I exhaled rage slowly. “Ted?”

He stopped, presenting me with his wide back.

“When you walk a dog on a short leash, she’s close enough to bite you. Keep it in mind.”

He stepped out. I spun to the window, trying to contain the urge to break something. At the Midnight Games, when I circled the sand with Hugh, he’d asked me why I took orders from people weaker than me. Back then I had an answer. It escaped me now and I grappled with my memory trying to wrench it free, because I needed it badly.

I had to kill the Steel Mary. It was personal now, and I would finish it. But I could track Mary on my own, without the Order’s help. I had to get Saiman to analyze my parchment and then I could leave the Order. It would feel good.

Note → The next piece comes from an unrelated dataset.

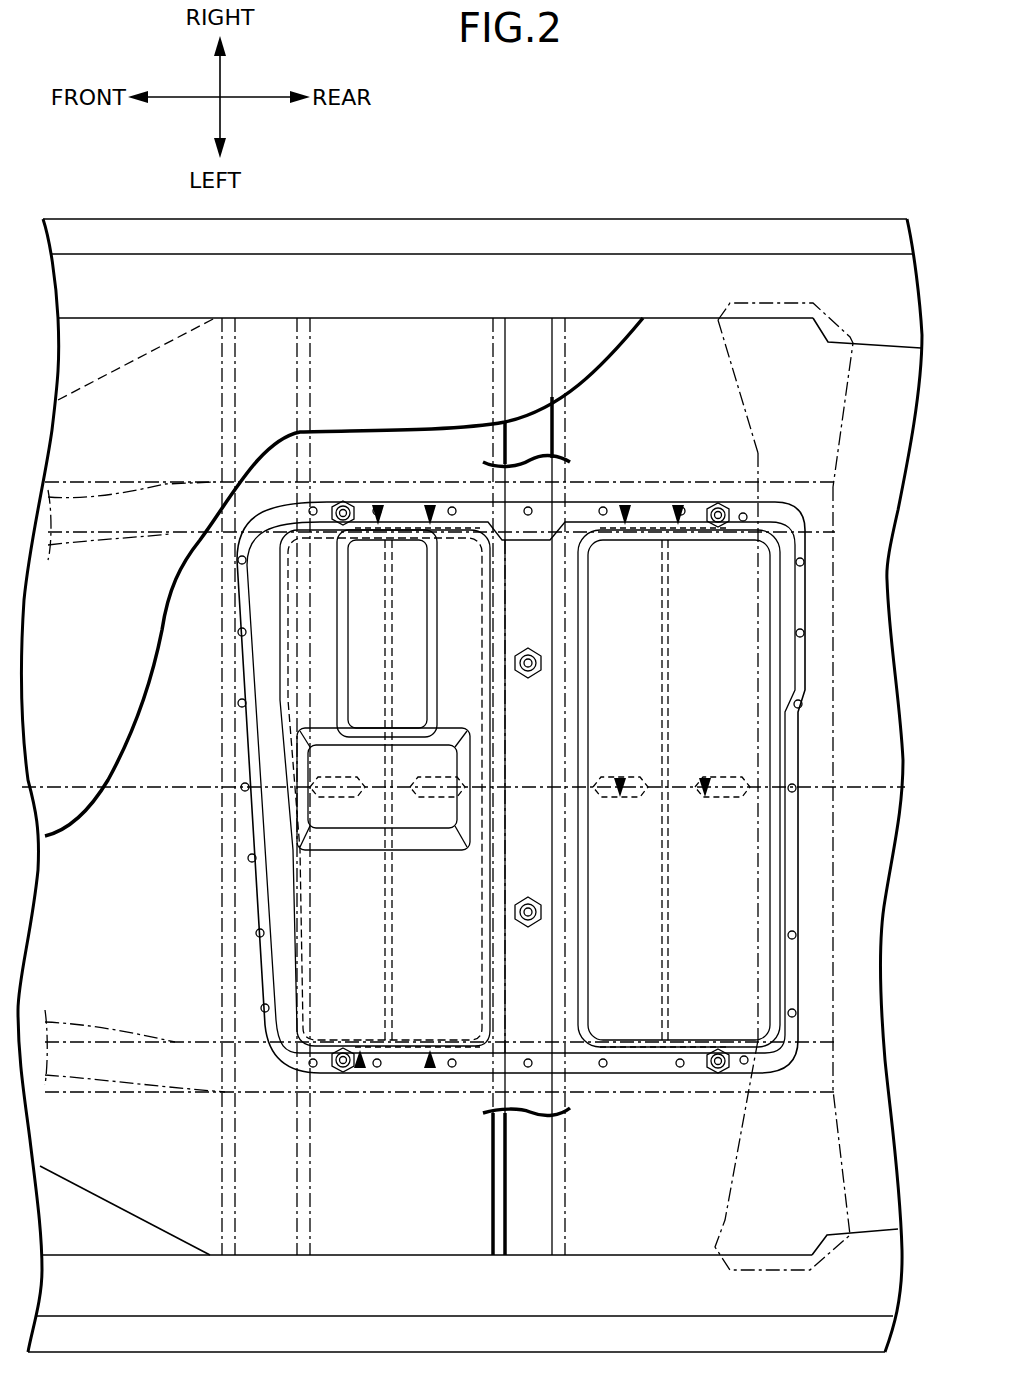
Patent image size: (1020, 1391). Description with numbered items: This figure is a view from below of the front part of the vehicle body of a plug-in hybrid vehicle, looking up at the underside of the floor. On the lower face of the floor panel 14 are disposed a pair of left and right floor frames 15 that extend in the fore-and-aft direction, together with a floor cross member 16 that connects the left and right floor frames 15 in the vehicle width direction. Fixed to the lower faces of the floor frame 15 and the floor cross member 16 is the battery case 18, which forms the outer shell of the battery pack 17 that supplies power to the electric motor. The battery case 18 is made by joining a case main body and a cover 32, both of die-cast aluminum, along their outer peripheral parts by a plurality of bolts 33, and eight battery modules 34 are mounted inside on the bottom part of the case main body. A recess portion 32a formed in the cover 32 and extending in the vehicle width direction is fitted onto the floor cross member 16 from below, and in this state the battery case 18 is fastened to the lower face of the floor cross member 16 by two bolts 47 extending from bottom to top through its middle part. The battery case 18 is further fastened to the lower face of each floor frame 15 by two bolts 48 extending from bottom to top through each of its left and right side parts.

If I left, the case would go to Andrea. Ted didn’t have anybody else. If the Steel Mary released his magic, Andrea’s secret half could panic and run. Best-case scenario, the city would burn up in an epidemic, and she would be exposed and booted from the Order. Worst case, she would be mistaken for a loup shapeshifter, hunted, and killed.

My mind painted a gory picture of Andrea’s beastkin body riddled with bullets, with PAD standing over her. “She’d gone loup. Never seen anything like it. Had to put her down.”

No.

My mess. I’d handle my own shit.

The phone rang. It was probably Christy. I picked it up. “Kate Daniels.”

“I’m in lockup in Milton County Jail,” Andrea said. “Come get me.”